Le débat sur les féminicides au Cameroun tend à se focaliser sur la figure de l'agresseur, dépeint comme un monstre ou un prédateur. Pourtant, une analyse plus nuancée suggère que les comportements de certaines femmes, transformant les relations en transactions financières, pourraient jouer un rôle dans l'escalade de la violence.

Cette perspective, souvent taboue, ne vise en aucun cas à excuser les meurtres, qui demeurent des crimes inexcusables. L'objectif est plutôt de comprendre les mécanismes complexes qui mènent à de tels actes. Il est rappelé que la lutte contre un phénomène de violence nécessite d'en identifier toutes les causes, et non de se contenter d'accuser une seule partie.

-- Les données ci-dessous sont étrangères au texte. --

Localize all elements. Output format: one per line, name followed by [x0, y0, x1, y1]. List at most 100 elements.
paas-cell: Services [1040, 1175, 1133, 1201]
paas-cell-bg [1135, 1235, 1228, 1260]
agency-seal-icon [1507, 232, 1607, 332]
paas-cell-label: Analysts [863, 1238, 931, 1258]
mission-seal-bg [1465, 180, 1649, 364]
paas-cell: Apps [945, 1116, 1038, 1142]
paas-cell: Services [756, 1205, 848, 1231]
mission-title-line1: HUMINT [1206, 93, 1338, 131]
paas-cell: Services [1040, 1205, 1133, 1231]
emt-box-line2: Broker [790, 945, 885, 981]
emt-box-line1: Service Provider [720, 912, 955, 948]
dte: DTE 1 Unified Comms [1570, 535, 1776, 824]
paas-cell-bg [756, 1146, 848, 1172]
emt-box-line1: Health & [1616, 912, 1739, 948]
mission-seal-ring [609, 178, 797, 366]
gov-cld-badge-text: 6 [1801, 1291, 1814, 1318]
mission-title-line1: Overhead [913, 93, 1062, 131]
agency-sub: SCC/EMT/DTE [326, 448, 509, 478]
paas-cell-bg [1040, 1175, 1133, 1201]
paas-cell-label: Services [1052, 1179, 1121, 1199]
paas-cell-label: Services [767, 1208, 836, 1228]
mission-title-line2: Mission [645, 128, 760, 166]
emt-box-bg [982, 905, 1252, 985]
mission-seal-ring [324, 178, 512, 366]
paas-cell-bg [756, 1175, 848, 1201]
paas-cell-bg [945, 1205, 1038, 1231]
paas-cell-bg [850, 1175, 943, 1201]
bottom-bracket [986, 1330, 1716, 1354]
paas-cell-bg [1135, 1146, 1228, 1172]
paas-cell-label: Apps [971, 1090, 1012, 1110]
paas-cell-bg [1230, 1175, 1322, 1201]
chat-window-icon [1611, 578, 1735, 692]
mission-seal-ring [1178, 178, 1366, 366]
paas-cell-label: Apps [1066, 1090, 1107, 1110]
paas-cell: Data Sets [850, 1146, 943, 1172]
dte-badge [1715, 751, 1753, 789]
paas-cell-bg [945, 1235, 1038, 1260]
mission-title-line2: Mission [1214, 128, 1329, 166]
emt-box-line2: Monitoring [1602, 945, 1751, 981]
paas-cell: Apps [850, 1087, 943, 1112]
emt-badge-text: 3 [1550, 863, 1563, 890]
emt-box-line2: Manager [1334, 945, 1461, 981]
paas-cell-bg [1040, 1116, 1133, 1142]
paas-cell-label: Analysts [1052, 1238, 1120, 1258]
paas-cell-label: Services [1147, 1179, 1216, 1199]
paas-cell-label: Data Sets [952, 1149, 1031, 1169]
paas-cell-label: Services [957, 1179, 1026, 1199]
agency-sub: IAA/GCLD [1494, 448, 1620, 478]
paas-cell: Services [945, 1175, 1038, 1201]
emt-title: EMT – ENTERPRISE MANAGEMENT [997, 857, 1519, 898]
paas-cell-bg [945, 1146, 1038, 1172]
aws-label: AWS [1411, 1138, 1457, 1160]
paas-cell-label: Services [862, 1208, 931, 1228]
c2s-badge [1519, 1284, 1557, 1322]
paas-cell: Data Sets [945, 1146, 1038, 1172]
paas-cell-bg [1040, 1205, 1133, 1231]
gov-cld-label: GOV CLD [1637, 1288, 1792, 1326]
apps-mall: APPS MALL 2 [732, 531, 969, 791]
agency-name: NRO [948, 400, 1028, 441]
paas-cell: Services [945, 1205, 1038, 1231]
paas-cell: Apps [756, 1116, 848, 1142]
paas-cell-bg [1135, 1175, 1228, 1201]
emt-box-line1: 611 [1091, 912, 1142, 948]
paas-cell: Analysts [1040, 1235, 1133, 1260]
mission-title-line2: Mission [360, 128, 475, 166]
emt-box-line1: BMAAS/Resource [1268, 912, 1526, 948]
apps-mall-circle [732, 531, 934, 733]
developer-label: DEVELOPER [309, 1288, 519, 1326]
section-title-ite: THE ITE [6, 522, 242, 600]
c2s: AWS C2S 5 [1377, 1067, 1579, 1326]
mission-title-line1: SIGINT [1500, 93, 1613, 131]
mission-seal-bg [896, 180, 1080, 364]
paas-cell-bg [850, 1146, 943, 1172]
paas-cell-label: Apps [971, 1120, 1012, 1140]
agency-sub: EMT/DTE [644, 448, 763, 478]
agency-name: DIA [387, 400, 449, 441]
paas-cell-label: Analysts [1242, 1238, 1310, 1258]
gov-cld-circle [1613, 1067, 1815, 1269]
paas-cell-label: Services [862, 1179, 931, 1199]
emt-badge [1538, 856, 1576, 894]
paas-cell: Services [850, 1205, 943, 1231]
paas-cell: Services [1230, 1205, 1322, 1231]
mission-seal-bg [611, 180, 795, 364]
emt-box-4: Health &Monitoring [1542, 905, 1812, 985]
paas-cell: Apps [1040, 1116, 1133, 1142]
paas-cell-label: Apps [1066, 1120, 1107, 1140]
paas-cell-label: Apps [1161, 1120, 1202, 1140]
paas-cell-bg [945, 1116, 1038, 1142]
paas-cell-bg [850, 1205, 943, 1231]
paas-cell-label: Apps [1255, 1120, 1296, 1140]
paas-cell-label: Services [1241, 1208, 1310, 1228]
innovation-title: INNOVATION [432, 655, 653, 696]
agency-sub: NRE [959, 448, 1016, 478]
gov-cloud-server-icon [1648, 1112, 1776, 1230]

La notion de « parrainage » semble avoir supplanté l'amour dans de nombreuses relations, particulièrement dans les grands centres urbains. L'homme est alors perçu moins comme un partenaire que comme un moyen de résoudre des difficultés financières et matérielles, allant du loyer aux dépenses courantes, voire au financement d'entreprises. Cette situation, parfois entretenue par une promesse de mariage jamais tenue, engendre une frustration intense chez l'homme, qui peut se sentir humilié et spolié, créant ainsi un terreau fertile pour des réactions extrêmes.

Parallèlement, l'infidélité, le chantage affectif et financier sont évoqués comme des facteurs aggravants. La multiplication des relations parallèles, souvent financées par le même homme, alimente un sentiment de trahison et de provocation. Ces dynamiques complexes nécessitent une réflexion plus approfondie sur l'éducation des femmes et la redéfinition des valeurs traditionnelles dans les relations interpersonnelles.

Ce qu’il faut retenir

  • Une analyse des féminicides au Cameroun soulève la question des comportements féminins et de leur rôle potentiel dans les drames.
  • Le concept de relation amoureuse est critiqué, accusant une dérive vers le 'parrainage' et la transaction financière.
  • L'infidélité et le chantage sont cités comme des provocations pouvant mener à des actes de violence extrême.
  • La solution proposée met l'accent sur la rééducation des femmes aux valeurs de travail, de parole et de fidélité.